The U of M researchers use an electromagnetic field to excite the nanoparticles, which causes them to generate heat. This is called inductive heating, and because the researchers designed their nanoparticles to spread out evenly within the solution, all parts of the tissue heat at the same time.
They scaled their experiment up to 50 milliliters, large enough to bring pig arteries back from a vitrified state, although not yet large enough to do the same for an entire heart. They plan to next work on rabbit kidneys vitrified by Greg Fahy, a cryobiologist who successfully cryopreserved and transplanted a rabbit kidney over a decade ago. To do so, they will need to achieve heating of samples of around 80 milliliters.
Other obstacles remain in the quest to fully preserve entire organs. The cooling systems that work for smaller samples of tissue haven’t yet been tested in large organs, where they may not spread evenly throughout the system as well.
In addition, perfusing organs that are more dense may present its own challenges, as an even distribution of nanoparticles is necessary for the method to work. Organs like the heart, with its cavernous ventricles, are more amenable to the technique, while others, like the kidneys, are more compact. Larger organs will also require larger and more complex equipment for heating, although the technology for that already exists, the authors say.
“I can tell you from a scientific point of view that the scale-up into the organs is going to be a major undertaking with many different investigators.
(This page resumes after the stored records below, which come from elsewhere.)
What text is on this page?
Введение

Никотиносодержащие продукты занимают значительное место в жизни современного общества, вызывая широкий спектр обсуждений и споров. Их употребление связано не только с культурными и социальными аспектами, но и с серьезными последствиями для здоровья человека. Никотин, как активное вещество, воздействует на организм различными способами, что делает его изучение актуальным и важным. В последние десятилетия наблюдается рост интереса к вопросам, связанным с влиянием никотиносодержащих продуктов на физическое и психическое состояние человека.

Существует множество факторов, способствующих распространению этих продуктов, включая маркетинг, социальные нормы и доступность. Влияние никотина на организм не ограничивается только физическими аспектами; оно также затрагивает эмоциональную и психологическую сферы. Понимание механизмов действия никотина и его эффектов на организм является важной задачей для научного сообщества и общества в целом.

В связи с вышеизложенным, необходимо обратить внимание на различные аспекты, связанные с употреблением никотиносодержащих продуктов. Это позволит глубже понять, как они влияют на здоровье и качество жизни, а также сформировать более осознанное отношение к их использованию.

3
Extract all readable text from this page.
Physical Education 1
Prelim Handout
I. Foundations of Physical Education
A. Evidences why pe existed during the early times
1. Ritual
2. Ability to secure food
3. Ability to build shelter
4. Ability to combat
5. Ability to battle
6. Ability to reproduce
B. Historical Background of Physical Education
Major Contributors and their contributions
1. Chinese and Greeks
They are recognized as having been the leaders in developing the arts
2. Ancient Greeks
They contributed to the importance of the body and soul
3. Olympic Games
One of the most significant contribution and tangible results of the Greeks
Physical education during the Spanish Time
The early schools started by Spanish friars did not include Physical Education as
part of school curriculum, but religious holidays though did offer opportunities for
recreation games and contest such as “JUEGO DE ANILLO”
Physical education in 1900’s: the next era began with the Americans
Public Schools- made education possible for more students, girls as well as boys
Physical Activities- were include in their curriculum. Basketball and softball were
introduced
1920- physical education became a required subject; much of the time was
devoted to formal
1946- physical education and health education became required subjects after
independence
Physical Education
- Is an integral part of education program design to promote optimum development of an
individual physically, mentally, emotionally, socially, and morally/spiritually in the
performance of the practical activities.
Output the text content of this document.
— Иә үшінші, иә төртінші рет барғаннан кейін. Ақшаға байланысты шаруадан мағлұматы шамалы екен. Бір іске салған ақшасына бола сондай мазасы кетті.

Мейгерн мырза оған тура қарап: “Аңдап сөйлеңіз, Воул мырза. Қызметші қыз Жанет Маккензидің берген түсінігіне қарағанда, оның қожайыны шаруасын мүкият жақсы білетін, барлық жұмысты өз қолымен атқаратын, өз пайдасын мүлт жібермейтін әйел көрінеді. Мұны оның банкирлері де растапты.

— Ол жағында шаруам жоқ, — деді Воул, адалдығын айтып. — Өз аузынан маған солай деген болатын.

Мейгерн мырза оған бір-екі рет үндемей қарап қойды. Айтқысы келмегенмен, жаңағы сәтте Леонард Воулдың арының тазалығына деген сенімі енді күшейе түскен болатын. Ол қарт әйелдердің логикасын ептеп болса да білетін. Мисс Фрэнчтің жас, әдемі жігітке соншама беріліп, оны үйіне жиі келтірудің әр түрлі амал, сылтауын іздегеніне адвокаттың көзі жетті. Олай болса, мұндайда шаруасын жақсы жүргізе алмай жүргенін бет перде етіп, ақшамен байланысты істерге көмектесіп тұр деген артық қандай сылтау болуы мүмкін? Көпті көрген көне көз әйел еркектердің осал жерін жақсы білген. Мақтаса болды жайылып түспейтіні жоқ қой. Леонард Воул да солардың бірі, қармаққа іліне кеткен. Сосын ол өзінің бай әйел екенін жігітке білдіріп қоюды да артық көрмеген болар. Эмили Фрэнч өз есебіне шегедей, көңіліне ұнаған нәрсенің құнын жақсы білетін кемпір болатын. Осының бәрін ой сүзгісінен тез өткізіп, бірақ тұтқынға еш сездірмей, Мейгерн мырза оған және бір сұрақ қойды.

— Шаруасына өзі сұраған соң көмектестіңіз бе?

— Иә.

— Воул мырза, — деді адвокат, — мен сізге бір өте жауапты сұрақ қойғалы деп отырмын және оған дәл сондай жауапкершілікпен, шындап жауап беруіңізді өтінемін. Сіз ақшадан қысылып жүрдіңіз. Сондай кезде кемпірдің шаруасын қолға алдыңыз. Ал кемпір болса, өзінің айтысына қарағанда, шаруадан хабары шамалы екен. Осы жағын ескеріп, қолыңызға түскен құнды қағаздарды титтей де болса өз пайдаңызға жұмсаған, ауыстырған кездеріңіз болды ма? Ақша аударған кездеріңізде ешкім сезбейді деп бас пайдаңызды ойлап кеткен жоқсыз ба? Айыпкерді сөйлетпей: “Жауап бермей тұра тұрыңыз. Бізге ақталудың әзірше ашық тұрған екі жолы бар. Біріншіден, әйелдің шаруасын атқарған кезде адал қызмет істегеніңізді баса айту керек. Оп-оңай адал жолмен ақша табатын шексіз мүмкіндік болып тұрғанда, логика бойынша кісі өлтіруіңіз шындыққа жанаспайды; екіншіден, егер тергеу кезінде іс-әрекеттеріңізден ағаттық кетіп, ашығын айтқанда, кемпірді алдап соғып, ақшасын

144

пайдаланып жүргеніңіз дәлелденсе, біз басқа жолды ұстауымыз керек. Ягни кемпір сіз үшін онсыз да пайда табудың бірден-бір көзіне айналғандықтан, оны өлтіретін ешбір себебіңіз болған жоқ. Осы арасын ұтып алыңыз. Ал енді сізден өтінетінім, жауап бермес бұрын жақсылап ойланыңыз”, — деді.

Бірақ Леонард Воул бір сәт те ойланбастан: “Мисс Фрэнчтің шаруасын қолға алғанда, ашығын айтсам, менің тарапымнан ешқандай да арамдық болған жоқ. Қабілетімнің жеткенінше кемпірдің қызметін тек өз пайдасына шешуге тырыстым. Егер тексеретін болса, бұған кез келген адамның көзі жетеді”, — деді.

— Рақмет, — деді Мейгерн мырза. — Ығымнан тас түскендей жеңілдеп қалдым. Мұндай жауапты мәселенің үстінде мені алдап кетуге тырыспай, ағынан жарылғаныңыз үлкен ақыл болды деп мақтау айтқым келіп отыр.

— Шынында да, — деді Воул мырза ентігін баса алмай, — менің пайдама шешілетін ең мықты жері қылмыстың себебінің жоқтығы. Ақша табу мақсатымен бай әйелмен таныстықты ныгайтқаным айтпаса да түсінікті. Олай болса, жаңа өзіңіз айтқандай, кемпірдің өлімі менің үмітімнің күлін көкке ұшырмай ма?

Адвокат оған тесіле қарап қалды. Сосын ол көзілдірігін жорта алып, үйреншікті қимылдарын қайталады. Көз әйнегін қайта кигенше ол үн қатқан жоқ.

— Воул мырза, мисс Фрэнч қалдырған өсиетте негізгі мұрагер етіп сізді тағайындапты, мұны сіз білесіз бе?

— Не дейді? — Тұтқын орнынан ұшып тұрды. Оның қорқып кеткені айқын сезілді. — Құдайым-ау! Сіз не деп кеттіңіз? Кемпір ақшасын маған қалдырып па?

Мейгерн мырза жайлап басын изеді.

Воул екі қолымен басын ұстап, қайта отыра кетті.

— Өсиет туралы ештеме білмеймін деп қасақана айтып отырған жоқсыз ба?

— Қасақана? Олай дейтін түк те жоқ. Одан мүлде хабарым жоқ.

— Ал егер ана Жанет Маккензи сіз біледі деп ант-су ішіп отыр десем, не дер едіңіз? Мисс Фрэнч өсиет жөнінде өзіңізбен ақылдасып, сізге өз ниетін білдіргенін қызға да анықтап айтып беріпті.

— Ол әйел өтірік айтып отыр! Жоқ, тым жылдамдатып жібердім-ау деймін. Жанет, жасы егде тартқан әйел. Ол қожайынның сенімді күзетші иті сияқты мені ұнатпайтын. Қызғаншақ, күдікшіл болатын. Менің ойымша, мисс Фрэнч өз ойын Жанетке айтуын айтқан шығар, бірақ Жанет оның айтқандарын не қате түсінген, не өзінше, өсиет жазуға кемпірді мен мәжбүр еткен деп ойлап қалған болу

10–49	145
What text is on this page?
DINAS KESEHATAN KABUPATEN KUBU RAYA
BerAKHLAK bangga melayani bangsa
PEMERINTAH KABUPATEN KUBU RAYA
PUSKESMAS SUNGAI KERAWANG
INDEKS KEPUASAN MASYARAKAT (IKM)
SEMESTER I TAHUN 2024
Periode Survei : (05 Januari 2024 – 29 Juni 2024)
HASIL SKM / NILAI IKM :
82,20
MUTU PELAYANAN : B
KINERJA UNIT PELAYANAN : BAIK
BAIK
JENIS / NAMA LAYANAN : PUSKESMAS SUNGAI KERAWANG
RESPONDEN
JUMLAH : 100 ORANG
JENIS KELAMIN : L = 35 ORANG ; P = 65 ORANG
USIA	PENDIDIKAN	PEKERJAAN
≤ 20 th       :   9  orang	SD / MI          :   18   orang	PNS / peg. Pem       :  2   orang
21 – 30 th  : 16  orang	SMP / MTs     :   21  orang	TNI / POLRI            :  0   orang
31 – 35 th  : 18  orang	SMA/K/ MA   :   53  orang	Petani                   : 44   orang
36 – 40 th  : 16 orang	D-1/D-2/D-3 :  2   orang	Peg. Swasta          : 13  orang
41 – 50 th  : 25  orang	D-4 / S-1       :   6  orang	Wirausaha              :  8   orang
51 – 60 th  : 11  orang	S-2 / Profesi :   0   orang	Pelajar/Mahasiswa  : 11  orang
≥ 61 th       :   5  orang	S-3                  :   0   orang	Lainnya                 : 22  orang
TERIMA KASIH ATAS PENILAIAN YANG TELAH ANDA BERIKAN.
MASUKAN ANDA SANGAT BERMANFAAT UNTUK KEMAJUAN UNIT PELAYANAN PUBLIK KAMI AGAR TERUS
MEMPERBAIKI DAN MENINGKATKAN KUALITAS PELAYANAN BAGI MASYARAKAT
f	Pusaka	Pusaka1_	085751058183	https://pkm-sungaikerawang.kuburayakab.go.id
It’s a highly interdisciplinary challenge,” says John Bischof, associate director for the Institute of Engineering in Medicine at the University of Minnesota, and a co-author of the paper. “But the technology for those tissue banks and those types of tissues, the technology exists now and that’s really why I think this paper is getting as much interest as it is. As far as getting to the organs, I mean this is one of the things that we want to underscore here not only in the discussion but also in the paper; we’re not there yet.”
Kelvin Brockbank, CEO of Tissue Testing Technologies and an author of the paper, estimates that it will be around a decade before most organs can be cooled and re-heated with the technology.
As for bodily cryopreservation, which could allow us to freeze our bodies now and reinvigorate them centuries later, the researchers are less optimistic.
“Once you have done a whole organ, there is a certain intellectual connecting of the dots that takes you from the organ to the person,” Bischof says. “While it’s attractive to think that maybe one day we’ll be able to freeze down and bring back whole people or bodies … we are so far away from that in terms of the complexity of much of those systems.”
Brockbank agrees: “Even if we could preserve the whole body, the chances that the neural pathways, which have been established during life, being maintained during and after cryopreservation are probably remote, at this point.”
So, while we may not be injecting ourselves with iron nanoparticles and turning ourselves into glass anytime soon, we could be doing it to our organs in the near future. Instead of having donors wait anxiously for organs to become available, the technology may flip the situation, allowing the organs to wait for us.